Although oil prices have improved from the $30 per barrel range seen at the beginning of the year, Nigerian oil and gas companies are still faced with significant decline in output. The attacks on oil installations have led to the declaration of forces majeures on exports of several Nigerian crude oil grades. Significant downtime at the Trans Forcados pipeline has impacted Seplat Petroleum Development Company's performance since last year. One of the range of solutions Austin Avuru, Seplat's Chief Executive Officer, announced the company is implementing to address such externalities is the establishment of an alternative export route.
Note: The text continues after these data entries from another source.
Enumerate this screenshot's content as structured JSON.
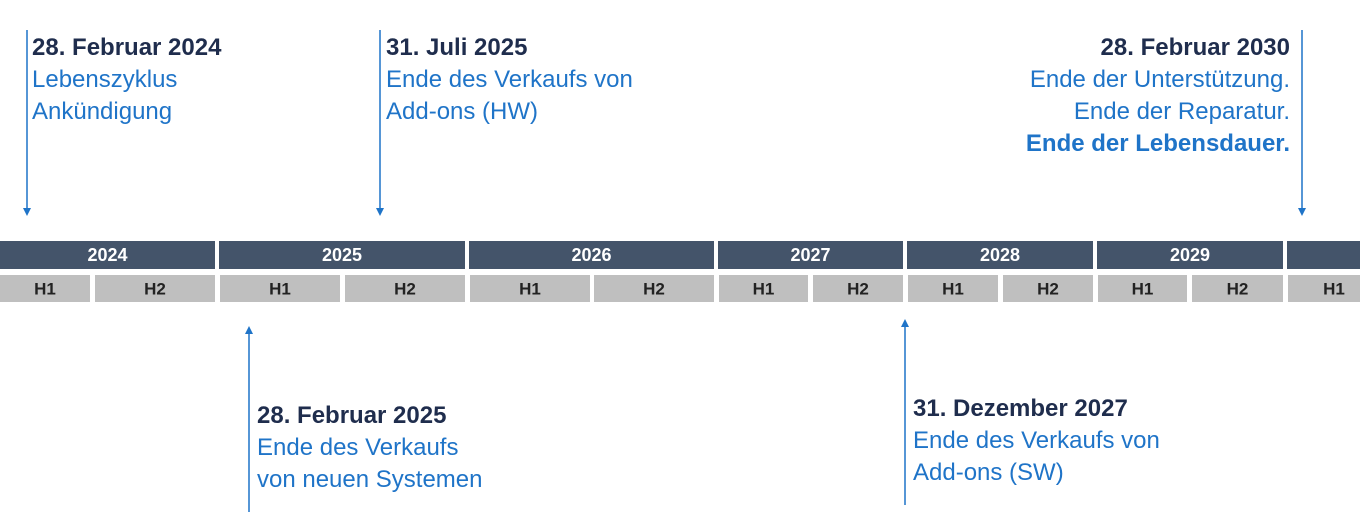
{
  "events": [
    {
      "date": "28. Februar 2024",
      "lines": [
        "Lebenszyklus",
        "Ankündigung"
      ]
    },
    {
      "date": "31. Juli 2025",
      "lines": [
        "Ende des Verkaufs von",
        "Add-ons (HW)"
      ]
    },
    {
      "date": "28. Februar 2030",
      "lines": [
        "Ende der Unterstützung.",
        "Ende der Reparatur."
      ],
      "highlight": "Ende der Lebensdauer."
    },
    {
      "date": "28. Februar 2025",
      "lines": [
        "Ende des Verkaufs",
        "von neuen Systemen"
      ]
    },
    {
      "date": "31. Dezember 2027",
      "lines": [
        "Ende des Verkaufs von",
        "Add-ons (SW)"
      ]
    }
  ],
  "years": [
    "2024",
    "2025",
    "2026",
    "2027",
    "2028",
    "2029"
  ],
  "halves": [
    "H1",
    "H2",
    "H1",
    "H2",
    "H1",
    "H2",
    "H1",
    "H2",
    "H1",
    "H2",
    "H1",
    "H2",
    "H1"
  ]
}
Seplat exemplifies the lack of homogeneity in the performance of the corporates. The company reported a $97.8 million loss for the first nine months of this year; even as revenue dropped 51.7% from a year ago to $202.7 million. However, Seplat's gas revenue rose by 48% to $77 million due to higher prices and an uptick in gas production. The company is ramping up its gas production capacity. Working interest gas production rose by 22% to 93 standard cubic feet per day (MMscf/d) as Seplat expands capacity at the Oben gas processing plant in Edo State. The expanded Oben gas plant is expected to increase the company's gross processing capacity from the current 300 MMscf/d to a minimum of 525MMscf/d by the end of this year.
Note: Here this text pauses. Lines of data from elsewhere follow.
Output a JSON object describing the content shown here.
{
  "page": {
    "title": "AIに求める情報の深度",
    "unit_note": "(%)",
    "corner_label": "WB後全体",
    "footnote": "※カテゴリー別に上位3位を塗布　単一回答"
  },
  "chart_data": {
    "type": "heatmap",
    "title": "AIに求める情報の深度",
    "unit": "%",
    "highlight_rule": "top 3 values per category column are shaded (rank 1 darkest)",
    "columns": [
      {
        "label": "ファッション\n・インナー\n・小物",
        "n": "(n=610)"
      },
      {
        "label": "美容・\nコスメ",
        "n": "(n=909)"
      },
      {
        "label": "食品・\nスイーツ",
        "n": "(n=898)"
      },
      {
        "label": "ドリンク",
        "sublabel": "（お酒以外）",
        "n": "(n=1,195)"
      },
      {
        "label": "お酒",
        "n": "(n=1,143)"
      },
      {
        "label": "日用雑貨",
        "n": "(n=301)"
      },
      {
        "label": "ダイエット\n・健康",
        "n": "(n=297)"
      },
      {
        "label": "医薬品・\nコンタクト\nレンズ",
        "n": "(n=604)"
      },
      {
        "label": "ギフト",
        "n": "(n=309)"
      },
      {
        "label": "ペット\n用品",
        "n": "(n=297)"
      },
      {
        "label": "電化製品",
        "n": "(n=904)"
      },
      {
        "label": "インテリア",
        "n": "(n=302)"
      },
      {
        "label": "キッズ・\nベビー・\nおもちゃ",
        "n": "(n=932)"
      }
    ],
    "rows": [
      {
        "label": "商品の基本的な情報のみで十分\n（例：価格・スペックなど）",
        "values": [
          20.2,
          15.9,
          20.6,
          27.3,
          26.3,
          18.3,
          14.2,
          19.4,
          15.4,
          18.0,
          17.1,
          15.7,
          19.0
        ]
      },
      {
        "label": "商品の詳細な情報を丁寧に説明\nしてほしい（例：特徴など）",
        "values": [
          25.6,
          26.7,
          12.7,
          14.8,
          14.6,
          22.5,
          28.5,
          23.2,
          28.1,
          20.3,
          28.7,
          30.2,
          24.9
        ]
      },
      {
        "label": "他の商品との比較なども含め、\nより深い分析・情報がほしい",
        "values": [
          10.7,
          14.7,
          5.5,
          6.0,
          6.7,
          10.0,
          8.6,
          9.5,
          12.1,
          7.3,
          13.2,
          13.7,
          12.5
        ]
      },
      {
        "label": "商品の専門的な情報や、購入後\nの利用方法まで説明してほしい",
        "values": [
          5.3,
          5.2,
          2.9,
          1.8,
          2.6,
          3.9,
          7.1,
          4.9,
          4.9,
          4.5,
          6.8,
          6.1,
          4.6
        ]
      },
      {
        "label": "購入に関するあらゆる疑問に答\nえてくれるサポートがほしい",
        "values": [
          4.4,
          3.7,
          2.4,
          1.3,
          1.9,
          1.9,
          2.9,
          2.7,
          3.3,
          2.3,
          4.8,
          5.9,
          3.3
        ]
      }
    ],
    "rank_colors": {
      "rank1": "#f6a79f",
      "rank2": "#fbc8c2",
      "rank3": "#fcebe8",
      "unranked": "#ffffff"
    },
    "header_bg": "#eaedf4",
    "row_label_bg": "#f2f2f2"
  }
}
What the Q3 2016 results of the large Nigerian companies in the non-financial sector suggest is that GDP contraction did not abate in the third quarter. Some of the strategies Nigerian companies would have to adopt to weather the storm is to diversify their revenue base by expanding their portfolio of products to mitigate the impact of competition; as well as make forays into new markets. With the high cost of imported intermediate inputs, finding new alternatives locally would help bring down costs and enhance profit. Dangote Cement says it has abandoned the costlier low pour fuel oil (LPFO) in Nigeria for coal. The company hopes that this move will have an immediate impact on margins.